This application relates to atmospheric gas burners, and in particular relates to improvements in gas burner flame stability.
Atmospheric gas burners are commonly used as surface units in household gas cooking appliances. A significant factor in the performance of gas burners is their ability to withstand airflow disturbances in the surroundings, such as room drafts, rapid movement of cabinet doors, and most commonly rapid oven door manipulation. Manipulation of the oven door is particularly troublesome because rapid openings and closings of the oven door often produce respective under-pressure and over-pressure conditions within the oven cavity. Since the flue, through which combustion products are removed from the oven, is sized to maintain the desired oven temperature and is generally inadequate to supply a sufficient airflow for re-equilibration, a large amount of air passes through or around the gas burners.
This surge of air around the gas burners is detrimental to the flame stability of the burners and may cause extinction of the flames. This flame stability problem is particularly evident in sealed gas burner arrangements, referring to the lack of an opening in the cooktop surface around the base of the burner to prevent spills from entering the area beneath the cooktop.
The inherent cause of this flame instability is the low pressure drop of the fuel/air mixture passing through the burner ports of a typical rangetop burner. Although there is ample pressure available in the fuel, the pressure energy is used to accelerate the fuel to the high injection velocity required for primary air entrainment. Relatively little of this pressure is recovered at the burner ports. A low pressure drop across the ports allows pressure disturbances propagating through the ambient to easily pass through the ports, momentarily drawing the flame towards the burner head and leading to thermal quenching and extinction.
An additional problem is that rapid adjustments of the fuel supply to a gas burner from a high burner input rate to a low burner input rate often will cause flame extinction when the momentum of the entrained air flow continues into the burner even though fuel has been cut back, resulting in a momentary drop in the fuel/air ratio, causing extinction.
Some commercially available gas burners employ dedicated expansion chambers to attempt to improve stability performance.
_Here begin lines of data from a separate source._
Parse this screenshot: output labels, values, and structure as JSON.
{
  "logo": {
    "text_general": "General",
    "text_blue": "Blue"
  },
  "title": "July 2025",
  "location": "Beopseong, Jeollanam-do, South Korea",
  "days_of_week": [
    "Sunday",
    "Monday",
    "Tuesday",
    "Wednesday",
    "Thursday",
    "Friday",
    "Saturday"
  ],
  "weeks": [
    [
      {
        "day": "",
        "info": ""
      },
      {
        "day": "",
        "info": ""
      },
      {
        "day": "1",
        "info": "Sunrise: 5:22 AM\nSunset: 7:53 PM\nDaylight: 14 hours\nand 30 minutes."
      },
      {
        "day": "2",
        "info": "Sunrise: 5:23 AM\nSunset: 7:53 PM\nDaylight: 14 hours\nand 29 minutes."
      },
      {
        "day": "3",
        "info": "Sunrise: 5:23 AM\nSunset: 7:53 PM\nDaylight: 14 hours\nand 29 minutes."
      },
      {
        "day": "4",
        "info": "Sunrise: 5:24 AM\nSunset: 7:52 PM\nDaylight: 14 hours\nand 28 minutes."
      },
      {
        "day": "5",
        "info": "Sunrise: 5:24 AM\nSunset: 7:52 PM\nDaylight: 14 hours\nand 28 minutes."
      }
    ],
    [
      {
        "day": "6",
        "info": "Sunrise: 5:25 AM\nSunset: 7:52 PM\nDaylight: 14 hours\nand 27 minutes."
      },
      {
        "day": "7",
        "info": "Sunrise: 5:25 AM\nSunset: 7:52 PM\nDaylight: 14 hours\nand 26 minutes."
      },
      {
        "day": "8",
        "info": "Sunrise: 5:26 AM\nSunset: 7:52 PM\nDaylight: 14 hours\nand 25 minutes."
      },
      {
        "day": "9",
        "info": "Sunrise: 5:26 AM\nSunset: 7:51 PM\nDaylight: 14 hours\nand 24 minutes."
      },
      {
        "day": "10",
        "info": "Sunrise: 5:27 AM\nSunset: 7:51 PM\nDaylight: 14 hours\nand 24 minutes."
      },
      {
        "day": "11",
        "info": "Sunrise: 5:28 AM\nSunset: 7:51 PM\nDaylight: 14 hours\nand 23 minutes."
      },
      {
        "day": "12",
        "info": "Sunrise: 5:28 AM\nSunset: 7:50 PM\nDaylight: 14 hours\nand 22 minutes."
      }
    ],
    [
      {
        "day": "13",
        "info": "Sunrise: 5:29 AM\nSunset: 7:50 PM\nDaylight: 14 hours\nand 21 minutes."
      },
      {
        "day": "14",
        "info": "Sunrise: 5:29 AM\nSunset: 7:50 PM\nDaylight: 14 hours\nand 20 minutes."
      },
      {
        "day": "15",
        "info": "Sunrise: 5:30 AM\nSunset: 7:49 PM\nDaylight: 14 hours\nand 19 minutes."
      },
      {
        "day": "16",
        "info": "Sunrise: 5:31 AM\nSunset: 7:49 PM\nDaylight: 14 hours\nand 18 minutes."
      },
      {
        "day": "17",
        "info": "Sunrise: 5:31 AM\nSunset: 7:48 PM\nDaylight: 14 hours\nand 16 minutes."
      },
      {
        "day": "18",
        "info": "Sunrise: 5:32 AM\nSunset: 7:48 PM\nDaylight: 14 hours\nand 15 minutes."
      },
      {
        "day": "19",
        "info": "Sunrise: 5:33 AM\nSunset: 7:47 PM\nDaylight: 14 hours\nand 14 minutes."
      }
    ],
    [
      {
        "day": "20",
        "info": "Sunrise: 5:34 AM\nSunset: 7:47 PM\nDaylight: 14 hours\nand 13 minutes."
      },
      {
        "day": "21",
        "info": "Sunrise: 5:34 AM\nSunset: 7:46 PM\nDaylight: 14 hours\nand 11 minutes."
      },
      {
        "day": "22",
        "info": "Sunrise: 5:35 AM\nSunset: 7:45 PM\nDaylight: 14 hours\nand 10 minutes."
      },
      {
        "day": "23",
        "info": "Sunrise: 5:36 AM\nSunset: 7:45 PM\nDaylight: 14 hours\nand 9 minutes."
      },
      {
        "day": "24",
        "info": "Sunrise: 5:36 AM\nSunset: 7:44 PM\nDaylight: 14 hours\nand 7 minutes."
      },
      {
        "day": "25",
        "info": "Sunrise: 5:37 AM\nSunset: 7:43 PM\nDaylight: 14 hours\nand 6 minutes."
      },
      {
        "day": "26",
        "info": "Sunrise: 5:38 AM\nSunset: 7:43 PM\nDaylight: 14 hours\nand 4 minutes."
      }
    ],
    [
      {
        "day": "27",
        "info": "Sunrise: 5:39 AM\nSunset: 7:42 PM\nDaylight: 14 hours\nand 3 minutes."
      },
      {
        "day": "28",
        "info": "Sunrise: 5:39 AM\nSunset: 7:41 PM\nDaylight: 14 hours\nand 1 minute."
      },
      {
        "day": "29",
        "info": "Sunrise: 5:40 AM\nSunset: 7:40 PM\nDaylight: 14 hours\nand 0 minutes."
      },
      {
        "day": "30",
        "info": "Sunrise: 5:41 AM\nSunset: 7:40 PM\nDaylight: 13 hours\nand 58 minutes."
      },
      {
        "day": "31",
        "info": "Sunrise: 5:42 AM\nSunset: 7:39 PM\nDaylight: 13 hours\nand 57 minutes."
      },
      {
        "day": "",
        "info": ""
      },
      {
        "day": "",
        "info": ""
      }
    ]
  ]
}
These expansion chambers are intended to damp flow disturbances before such disturbances reach a respective stability flame. This damping is typically attempted by utilizing a large area expansion between an expansion chamber inlet and an expansion chamber exit, typically expanding by a factor of about ten. Accordingly, the velocity of a flow disturbance entering a burner throat is intended to be reduced by a factor of about ten prior to reaching a respective stability flame, thereby reducing the likelihood of flame extinction. Large area expansion and disturbance damping are not typically present in conventional main burner ports, making conventional main burner ports susceptible to flame extinction, especially at low burner input rates. Simmer stability is generally improved as the area expansion ratio is increased. If an expansion chamber inlet is sized too small, however, the gas entering an expansion chamber may be insufficient to sustain a stable flame at the expansion chamber port.
Commercially available gas burners, such as those described in U.S. Pat. No. 5,133,658 and U.S. Pat. No. 4,757,801, each issued to Le Monnier De Gouville et al., employ an expansion chamber to improve flame stability. The De Gouville gas burners have a plenum ahead of a number of main burner ports. An expansion chamber inlet is located in the plenum, adjacent the main flame ports. When a negative pressure disturbance enters the burner (suction, for example, from the opening of an oven door), the pressure drop and flow velocity through the main burner ports are momentarily reduced causing unwanted extinction of the main burner flames. The expansion chamber flame, however, is less susceptible to extinction due to the damping effect described earlier. Although such gas burners having an expansion chamber provide somewhat improved stability performance at simmer settings, disturbances continue to cause unwanted extinction. Furthermore, these expansion chambers have excessively large flames at higher burner input rates.
Commercially available gas burners, such as those described in U.S. Pat. No. 5,800,159 issued to James Maughan overcome the issue of excessively large flames using a stability chamber that is insensitive to turn-down. The stability chamber, however, is dissimilar to the flames from the other ports and gives the burner a non-symmetric flame appearance.
Accordingly, there is a need for an improved atmospheric gas burner that is better able to withstand airflow disturbances, especially during low burner input rates.
A gas burner assembly for connection to a gas source includes a burner body having a sidewall and a main gas conduit. The burner body further includes a number of primary burner ports disposed within the sidewall, each for supporting a respective main flame. Additionally, a main fuel chamber is disposed within the burner body to provide fuel to the primary burner ports. A burner cap is disposed atop said sidewall. A stability channel is disposed within an outer portion of the burner cap. The stability channel is positioned adjacent the primary burner ports to capture a supply of gas and hot products from the burner assembly to re-ignite the primary burner ports after flameout. This configuration creates a repository of fuel and combustion products during normal burner operation within the stability channel for re-igniting the primary burner ports after flameout, thereby reducing the sensitivity of the burner assembly to pressure disturbances, while allowing a symmetric appearance to be maintained.